The results of dot blot analysis are shown in FIGS. 5A and 5B. The integrity of the capsids after coupling reaction with the ligand L (benzoyl acrylamide ligand) or the ligand L2 (maleimide ligand) was assessed by dot blot analysis using immunostaining with A20 antibody. A20 antibody recognizes the assembled AAV2 capsid. The positive dots with A20 antibody indicate that AAV2 remained intact after the coupling procedure with Ligand L or Ligand L2 regardless the coupling pH.

Dot blot analysis with soybean lectin, which selectively binds to GalNA,c showed clear positive dots for ligand L, confirming the covalent coupling (as also evidenced by HPLC/MC analysis in Example 3). Surprisingly, the intensity of dots with soybean lectin staining was more intense for AAV2 coupled with ligand L at pH 9.1 than for AAV2 coupled with L at pH 7.4. Such a result supports that basic pH increases the efficacy of coupling, namely the number of cysteine residues in the capsid chemically modified with L. In other words, by modulating the pH of coupling, it is possible to tune the proportion of cysteine residues chemically modified with acrylamide ligands in the AAV capsid.

The intensity of dots with soybean lectin staining obtained with ligand L2 (maleimide) is lower than that observed for AAV2 chemically coupled with L. At pH 7.3, the intensity of the dot for L2 is weak and even similar to the negative control (AAV2) suggesting, at best, a very low proportion of chemically modified cysteine residues present in the AAV2 capsid. For the coupling performed with L2 at pH 9.1, the dot for L2 is more visible and more intense than at pH 7.3 suggesting a better chemical coupling. However, the dot for L2 at pH 9.1 is much less intense than that observed with L.

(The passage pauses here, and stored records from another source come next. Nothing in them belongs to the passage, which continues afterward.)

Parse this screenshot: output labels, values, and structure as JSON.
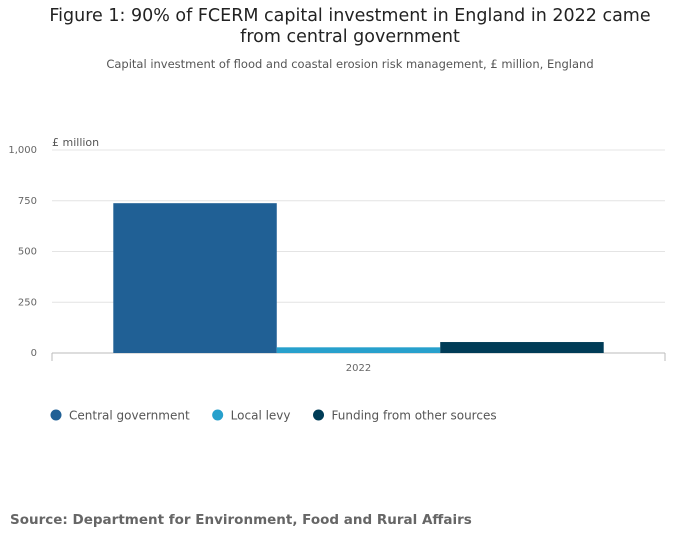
{
  "chart_data": {
    "type": "bar",
    "title": "Figure 1: 90% of FCERM capital investment in England in 2022 came from central government",
    "subtitle": "Capital investment of flood and coastal erosion risk management, £ million, England",
    "y_label": "£ million",
    "categories": [
      "2022"
    ],
    "series": [
      {
        "name": "Central government",
        "color": "#206095",
        "values": [
          738
        ]
      },
      {
        "name": "Local levy",
        "color": "#27a0cc",
        "values": [
          28
        ]
      },
      {
        "name": "Funding from other sources",
        "color": "#003c57",
        "values": [
          54
        ]
      }
    ],
    "ylim": [
      0,
      1000
    ],
    "yticks": [
      0,
      250,
      500,
      750,
      {
        "value": 1000,
        "label": "1,000"
      }
    ],
    "grid": true,
    "source": "Source: Department for Environment, Food and Rural Affairs"
  }
}
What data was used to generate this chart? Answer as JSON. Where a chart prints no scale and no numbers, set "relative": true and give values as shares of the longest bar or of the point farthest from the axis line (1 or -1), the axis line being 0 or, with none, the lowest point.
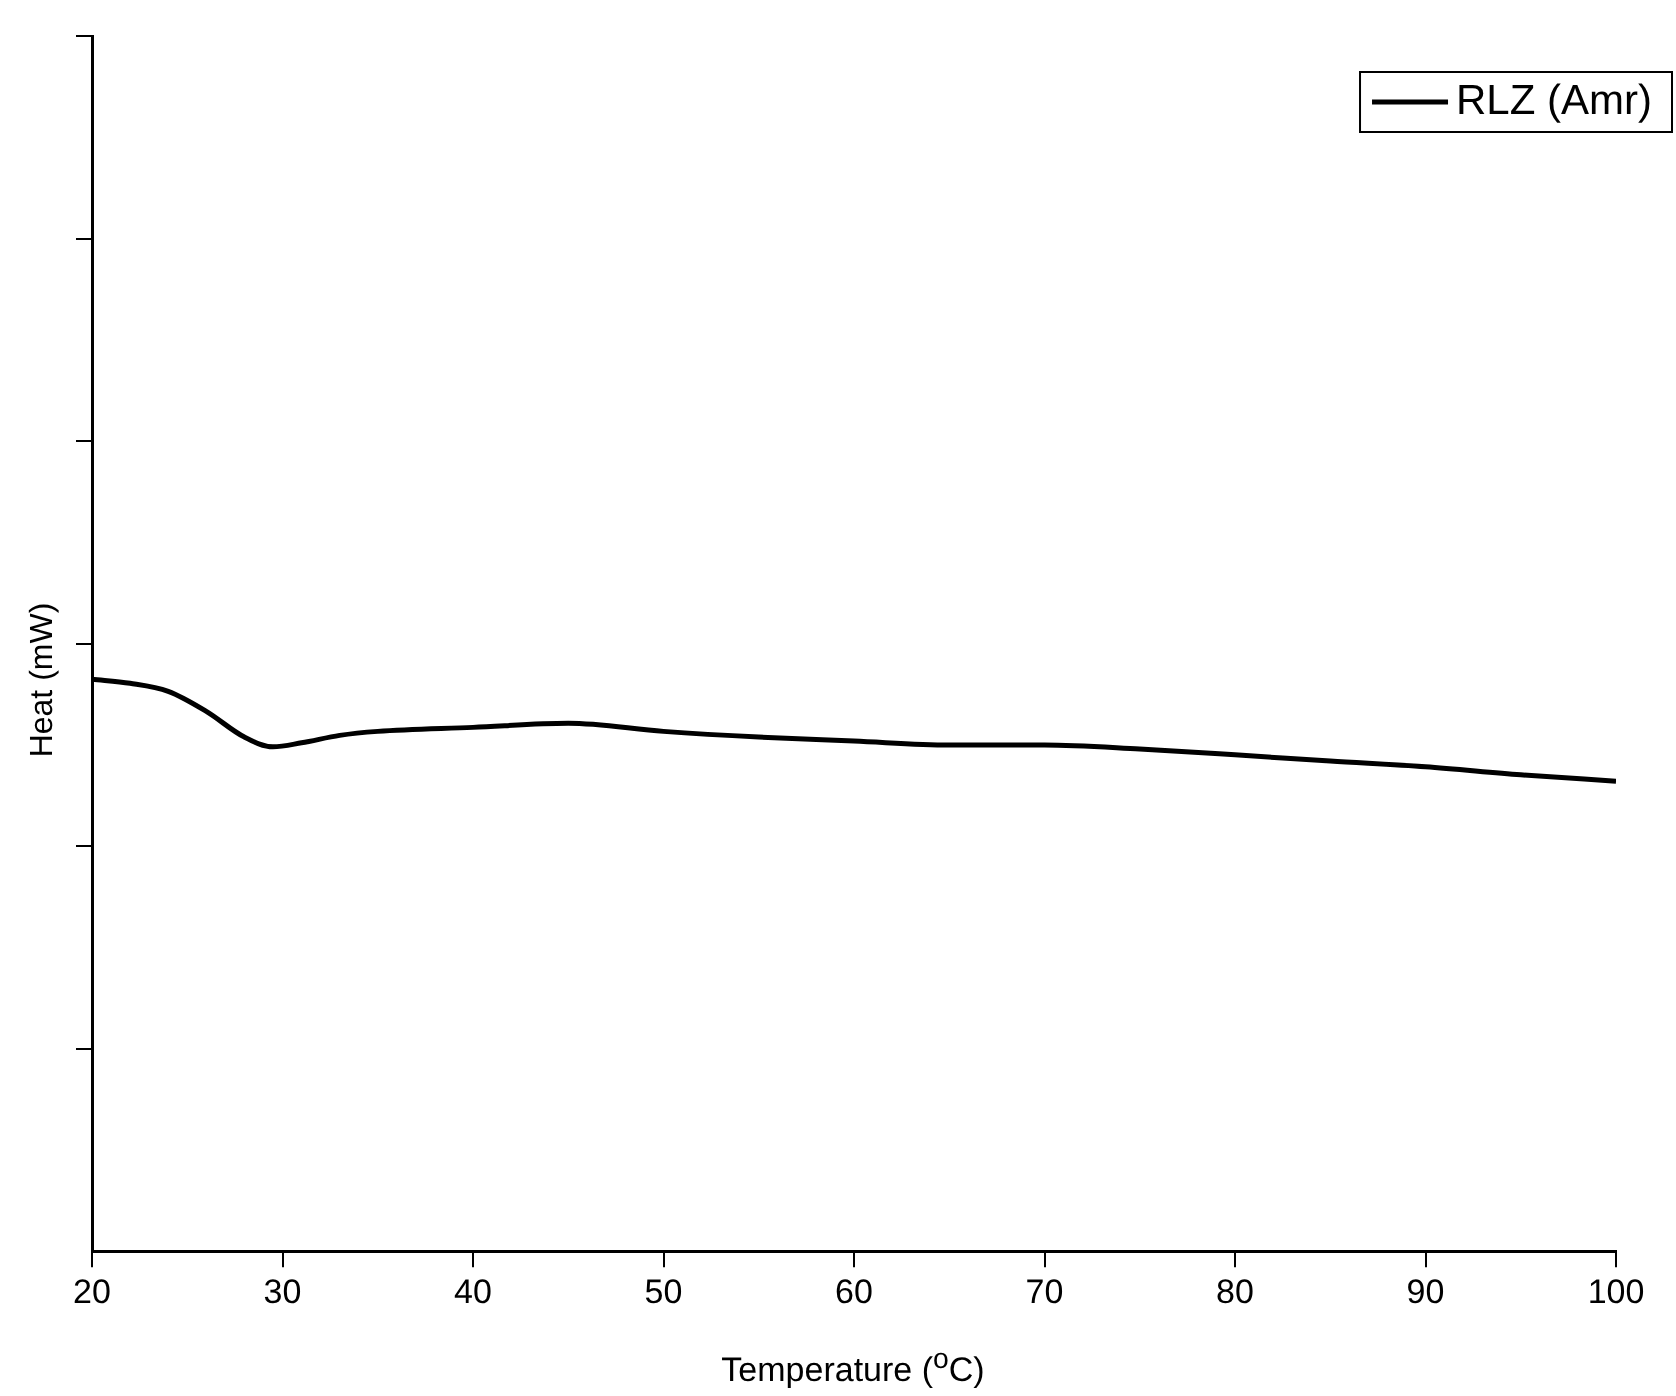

In other words, L2 ligand (maleimide) appears to be significantly less effective than acrylamide ligands to chemically modify cysteine residues in the capsid of AAV, regardless the pH used for the coupling. The low coupling efficiency of the maleimide ligand L can be explained, at least in part, by the instability of the coupling function in aqueous buffer due to retro-Michael reaction.